MVPA can detect non-linear combinations of features. McNorgan gives a simple analogy: neurons that represent the meaning of a stop sign don’t respond solely to redness or to an octagonal shape; they respond when features coincide. “Non-linear methods like MVPA are central to deep learning systems used in advanced computer vision, such as those behind self-driving cars,” he explains.

Yet MVPA on its own is opportunistic and can conflate coincidence with meaningful correlation. Conversely, functional connectivity provides biologically motivated constraints but may lack sensitivity to distributed, non-linear patterns. Each method has strengths and limitations, and integrating their outputs has traditionally required extensive interpretation by experts.

McNorgan’s key advance is integrating functional connectivity with MVPA within a single, mutually constrained model. By doing so, the model respects real-world connectivity while learning distributed activity patterns—effectively allowing the two approaches to inform and restrain one another.

“It really was my chocolate-and-peanut-butter moment,” McNorgan says. His background in both neuroimaging and computational modeling made the integration apparent in hindsight.

To train and test the models, McNorgan used fMRI data from participants who imagined examples from three categories—tools, musical instruments and fruits—while in the scanner. Eleven subjects visualized and internally heard familiar items (for example, hammers, guitars and apples), producing BOLD activity patterns tied to each category.

“There are distinctive patterns of activity across the brain when people think about one category versus another,” McNorgan says. “We can think of these as neural fingerprints.”

These BOLD patterns were digitized to train multilayer neural networks to recognize the activity signatures associated with each category. After training, the models were tested on unseen activity patterns: significantly above-chance classification indicated the networks had learned generalizable mappings between brain activity and conceptual categories.

The findings provide a powerful means of identifying and understanding brain networks and how they function, which could lead to what once were unrealized possibilities for discovery and understanding. Image is in the public domain.

To evaluate biological plausibility, McNorgan introduced simulated “virtual lesions” by disrupting activity in regions known to contribute to specific categories. Models that encoded regional functional connections produced classification errors that matched the lesion site: disabling a region implicated in tool representation selectively impaired tool classification while leaving other categories relatively intact. Models trained without the combined constraints did not show such targeted deficits.

“This method reveals how regions that may seem unimportant in isolation can be essential when considered as part of a broader network,” McNorgan says. “Identifying those regions helps explain why a stroke or injury to a particular area can produce selective impairments in distinguishing certain object types.”

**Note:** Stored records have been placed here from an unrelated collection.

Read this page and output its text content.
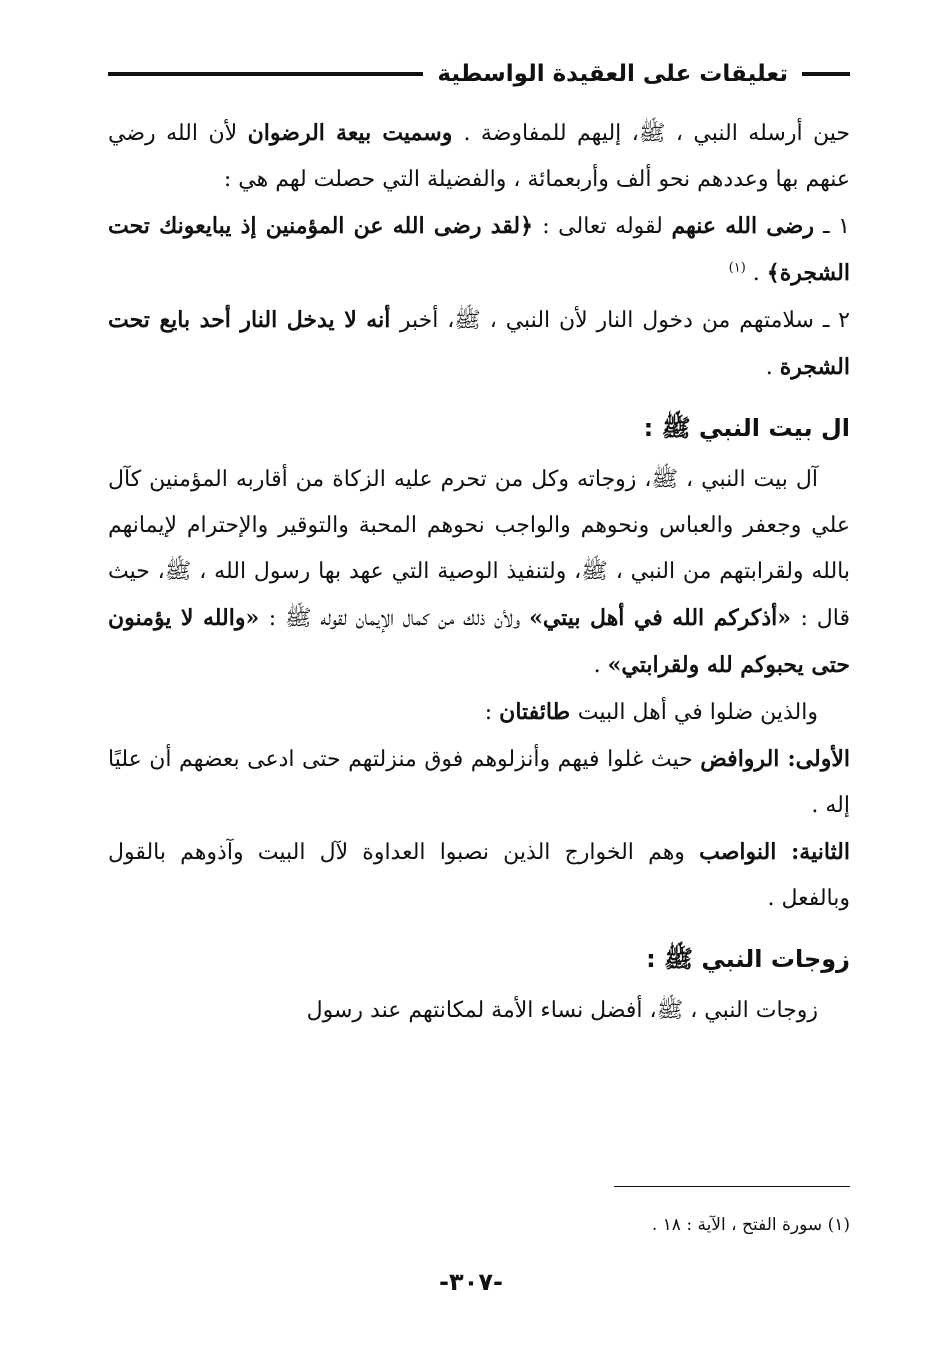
تعليقات على العقيدة الواسطية

حين أرسله النبي ، ﷺ، إليهم للمفاوضة . وسميت بيعة الرضوان لأن الله رضي عنهم بها وعددهم نحو ألف وأربعمائة ، والفضيلة التي حصلت لهم هي :

١ ـ رضى الله عنهم لقوله تعالى : ﴿لقد رضى الله عن المؤمنين إذ يبايعونك تحت الشجرة﴾ . $^{(١)}$

٢ ـ سلامتهم من دخول النار لأن النبي ، ﷺ، أخبر أنه لا يدخل النار أحد بايع تحت الشجرة .

ال بيت النبي ﷺ :

آل بيت النبي ، ﷺ، زوجاته وكل من تحرم عليه الزكاة من أقاربه المؤمنين كآل علي وجعفر والعباس ونحوهم والواجب نحوهم المحبة والتوقير والإحترام لإيمانهم بالله ولقرابتهم من النبي ، ﷺ، ولتنفيذ الوصية التي عهد بها رسول الله ، ﷺ، حيث قال : «أذكركم الله في أهل بيتي» ولأن ذلك من كمال الإيمان لقوله ﷺ : «والله لا يؤمنون حتى يحبوكم لله ولقرابتي» .

والذين ضلوا في أهل البيت طائفتان :

الأولى: الروافض حيث غلوا فيهم وأنزلوهم فوق منزلتهم حتى ادعى بعضهم أن عليًا إله .

الثانية: النواصب وهم الخوارج الذين نصبوا العداوة لآل البيت وآذوهم بالقول وبالفعل .

زوجات النبي ﷺ :

زوجات النبي ، ﷺ، أفضل نساء الأمة لمكانتهم عند رسول

(١) سورة الفتح ، الآية : ١٨ .
-٣٠٧-
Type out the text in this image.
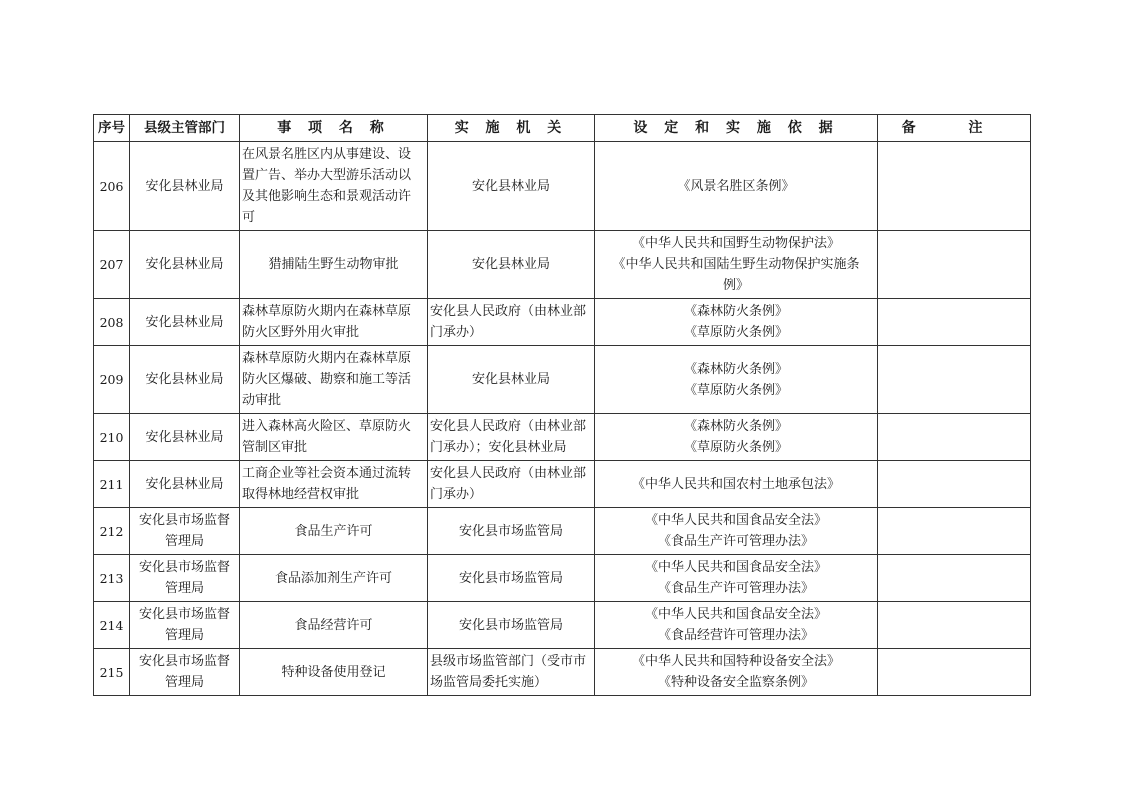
序号	县级主管部门	事 项 名 称	实 施 机 关	设 定 和 实 施 依 据	备 注
206	安化县林业局	在风景名胜区内从事建设、设
置广告、举办大型游乐活动以
及其他影响生态和景观活动许
可	安化县林业局	《风景名胜区条例》	

207	安化县林业局	猎捕陆生野生动物审批	安化县林业局	《中华人民共和国野生动物保护法》
《中华人民共和国陆生野生动物保护实施条
例》	

208	安化县林业局	森林草原防火期内在森林草原
防火区野外用火审批	安化县人民政府（由林业部
门承办）	《森林防火条例》
《草原防火条例》	

209	安化县林业局	森林草原防火期内在森林草原
防火区爆破、勘察和施工等活
动审批	安化县林业局	《森林防火条例》
《草原防火条例》	

210	安化县林业局	进入森林高火险区、草原防火
管制区审批	安化县人民政府（由林业部
门承办）；安化县林业局	《森林防火条例》
《草原防火条例》	

211	安化县林业局	工商企业等社会资本通过流转
取得林地经营权审批	安化县人民政府（由林业部
门承办）	《中华人民共和国农村土地承包法》	

212	安化县市场监督
管理局	食品生产许可	安化县市场监管局	《中华人民共和国食品安全法》
《食品生产许可管理办法》	

213	安化县市场监督
管理局	食品添加剂生产许可	安化县市场监管局	《中华人民共和国食品安全法》
《食品生产许可管理办法》	

214	安化县市场监督
管理局	食品经营许可	安化县市场监管局	《中华人民共和国食品安全法》
《食品经营许可管理办法》	

215	安化县市场监督
管理局	特种设备使用登记	县级市场监管部门（受市市
场监管局委托实施）	《中华人民共和国特种设备安全法》
《特种设备安全监察条例》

About this artificial intelligence research article

Source:
University at Buffalo
Media contact:
Bert Gambini – University at Buffalo
Image credit:
Image is in the public domain.

Original research (open access):
“Integrating functional connectivity and MVPA through a multiple constraint network analysis,” Christopher McNorgan et al., NeuroImage. DOI: 10.1016/j.neuroimage.2019.116412.

Abstract (summary)

The study introduces a novel analysis that unites general linear model-based brain mapping, multivariate pattern analysis, and connectivity approaches by allowing MVPA and functional connectivity to mutually constrain a single model. Using a multisensory imagery task, multilayer neural networks learned category representations from cortical BOLD patterns, with some models explicitly encoding regional connectivity. Models that included functional connections achieved higher classification accuracy and produced lesion-specific, category-appropriate impairments. Replication in an independent dataset supports the approach. The authors conclude that mutually constrained network analyses yield more parsimonious, biologically plausible models that can facilitate discovery in cognitive neuroscience.